Table 10 The average and best found results in sensitivity analysis scenarios

The results indicate that, the second scenario produces 0.45% worse solutions in average comparing to the first one. Moreover, the initial average solutions of the instances are 1.98% and 2.44% better than those achieved in the first and the second scenario respectively, which means that the objective value seems to be sensitive on the changes of the holding costs. However, the adoption of a flexible replenishment policy keeps the increase of the cost in relatively low levels.

Also, there are some instances in which better solutions were produced by increasing the holding costs. This is justified as, an increase in the holding costs, forces the usage of more vehicles (max two more than the reported vehicles in Table 9) in order to form better routing patterns, thus leading to further routing cost reduction.

5 Conclusions

This work presents a new green supply chain network optimization problem, which considers both economic and environmental concerns. GVNS- and Adaptive GVNS-based solution approaches have been developed for the efficient solution of medium- and large-sized instances. A new set of 30 random generated instances is used in extended numerical analyses. A computational \(k_{\mathrm{max}}\) parameter analysis has been made. This analysis indicates that, the GVNS scheme which uses the pipe VND (\({ GVNS}_{{ pVND}}\)) method in its improvement process is proved to be the most efficient method. In addition, the effect of executing the Speed Selection Procedure either after each local search operator or in the end of each VND iteration is tested. The GVNS scheme which uses the Speed Selection Procedure after each local search operator proved as the most efficient solution method. However, from a problem size perspective, a hybrid solution approach, which uses the Adaptive GVNS (\({ AGVNS}_{{ pVND}}\)) algorithm with different \(k_{\mathrm{max}}\) values for the solution of small- and medium-sized instances and the \({ GVNS}_{{ pVND}}\) for solving large problem cases. This hybrid solution scheme is compared with the CPLEX solver in ten small-sized instances. The proposed solution method produces approximately 3% better solutions than CPLEX. Finally, a sensitivity analysis is performed to study the effect of the variations of holding costs on the objective value. The results illustrate that, any increase on the holding costs affects the objective value. However, the use of the flexible replenishment policy keeps the increase of total cost in relatively low levels. Some exceptions are noticed by using more vehicles.

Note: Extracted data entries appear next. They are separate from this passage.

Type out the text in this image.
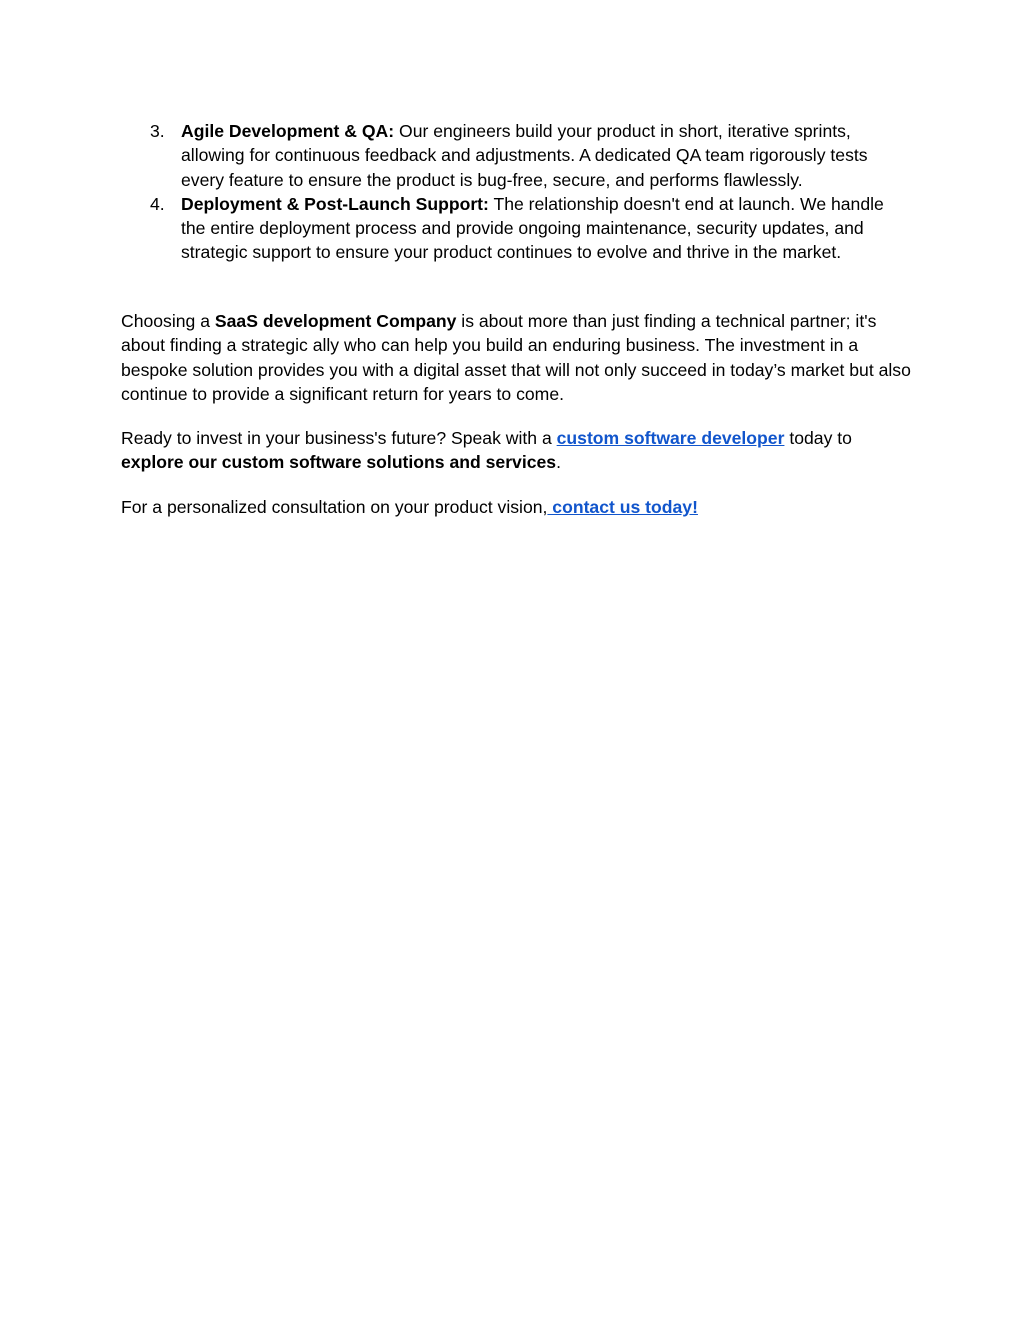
3. Agile Development & QA: Our engineers build your product in short, iterative sprints, allowing for continuous feedback and adjustments. A dedicated QA team rigorously tests every feature to ensure the product is bug-free, secure, and performs flawlessly.
4. Deployment & Post-Launch Support: The relationship doesn't end at launch. We handle the entire deployment process and provide ongoing maintenance, security updates, and strategic support to ensure your product continues to evolve and thrive in the market.

Choosing a SaaS development Company is about more than just finding a technical partner; it's about finding a strategic ally who can help you build an enduring business. The investment in a bespoke solution provides you with a digital asset that will not only succeed in today’s market but also continue to provide a significant return for years to come.

Ready to invest in your business's future? Speak with a custom software developer today to explore our custom software solutions and services.

For a personalized consultation on your product vision, contact us today!
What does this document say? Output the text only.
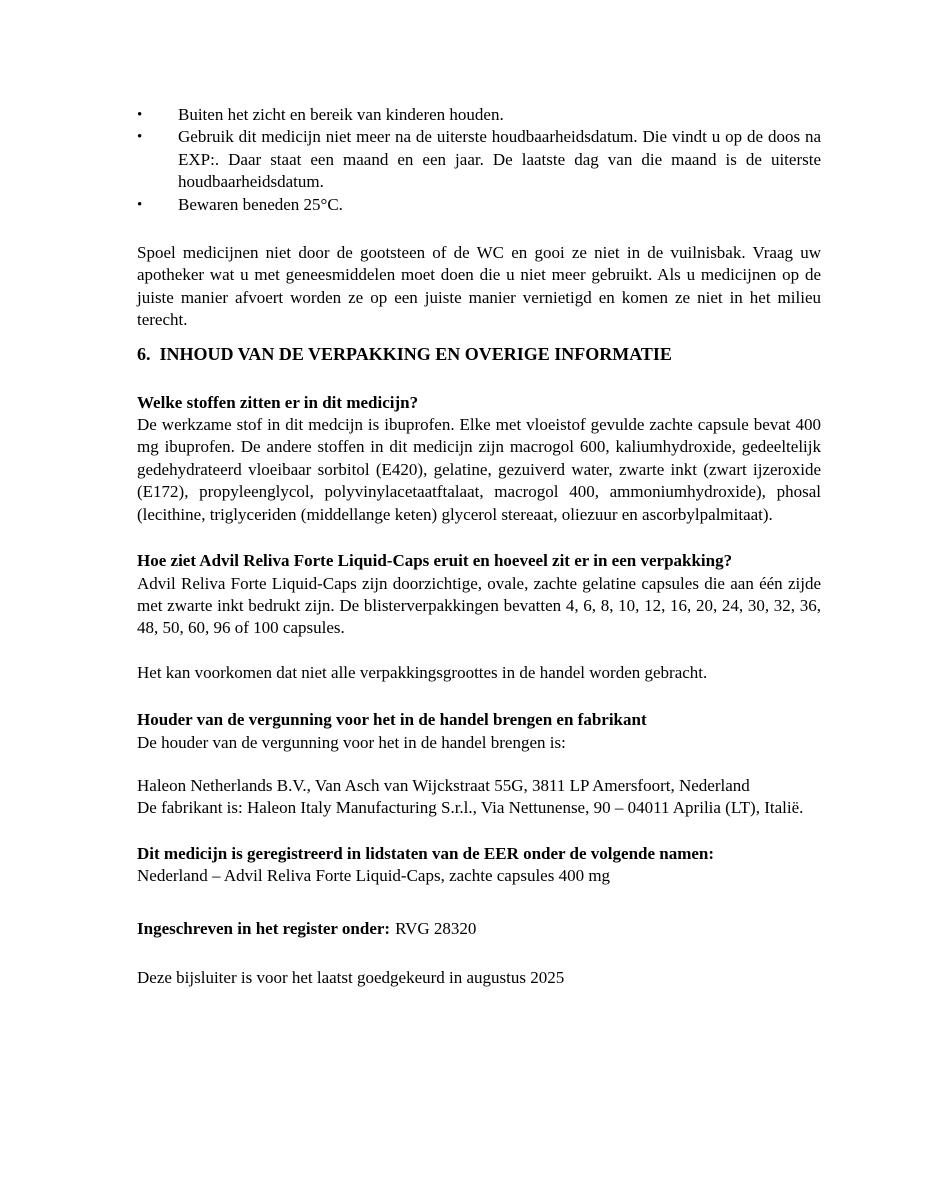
•	Buiten het zicht en bereik van kinderen houden.
•	Gebruik dit medicijn niet meer na de uiterste houdbaarheidsdatum. Die vindt u op de doos na EXP:. Daar staat een maand en een jaar. De laatste dag van die maand is de uiterste houdbaarheidsdatum.
•	Bewaren beneden 25°C.

Spoel medicijnen niet door de gootsteen of de WC en gooi ze niet in de vuilnisbak. Vraag uw apotheker wat u met geneesmiddelen moet doen die u niet meer gebruikt. Als u medicijnen op de juiste manier afvoert worden ze op een juiste manier vernietigd en komen ze niet in het milieu terecht.

6. INHOUD VAN DE VERPAKKING EN OVERIGE INFORMATIE
Welke stoffen zitten er in dit medicijn?

De werkzame stof in dit medcijn is ibuprofen. Elke met vloeistof gevulde zachte capsule bevat 400 mg ibuprofen. De andere stoffen in dit medicijn zijn macrogol 600, kaliumhydroxide, gedeeltelijk gedehydrateerd vloeibaar sorbitol (E420), gelatine, gezuiverd water, zwarte inkt (zwart ijzeroxide (E172), propyleenglycol, polyvinylacetaatftalaat, macrogol 400, ammoniumhydroxide), phosal (lecithine, triglyceriden (middellange keten) glycerol stereaat, oliezuur en ascorbylpalmitaat).

Hoe ziet Advil Reliva Forte Liquid-Caps eruit en hoeveel zit er in een verpakking?

Advil Reliva Forte Liquid-Caps zijn doorzichtige, ovale, zachte gelatine capsules die aan één zijde met zwarte inkt bedrukt zijn. De blisterverpakkingen bevatten 4, 6, 8, 10, 12, 16, 20, 24, 30, 32, 36, 48, 50, 60, 96 of 100 capsules.

Het kan voorkomen dat niet alle verpakkingsgroottes in de handel worden gebracht.

Houder van de vergunning voor het in de handel brengen en fabrikant

De houder van de vergunning voor het in de handel brengen is:

Haleon Netherlands B.V., Van Asch van Wijckstraat 55G, 3811 LP Amersfoort, Nederland

De fabrikant is: Haleon Italy Manufacturing S.r.l., Via Nettunense, 90 – 04011 Aprilia (LT), Italië.

Dit medicijn is geregistreerd in lidstaten van de EER onder de volgende namen:

Nederland – Advil Reliva Forte Liquid-Caps, zachte capsules 400 mg

Ingeschreven in het register onder: RVG 28320

Deze bijsluiter is voor het laatst goedgekeurd in augustus 2025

Current work focuses on the investigation of an adaptive mechanism for re-ordering the shaking operators in alternative shaking schemes, in order to further improve the efficiency of the proposed methods. Also, other local search operators will be investigated both in the improvement and shaking steps of the algorithm. Finally, the consideration of the average time-to-target may be a useful metric for further performance evaluation of the developed methods.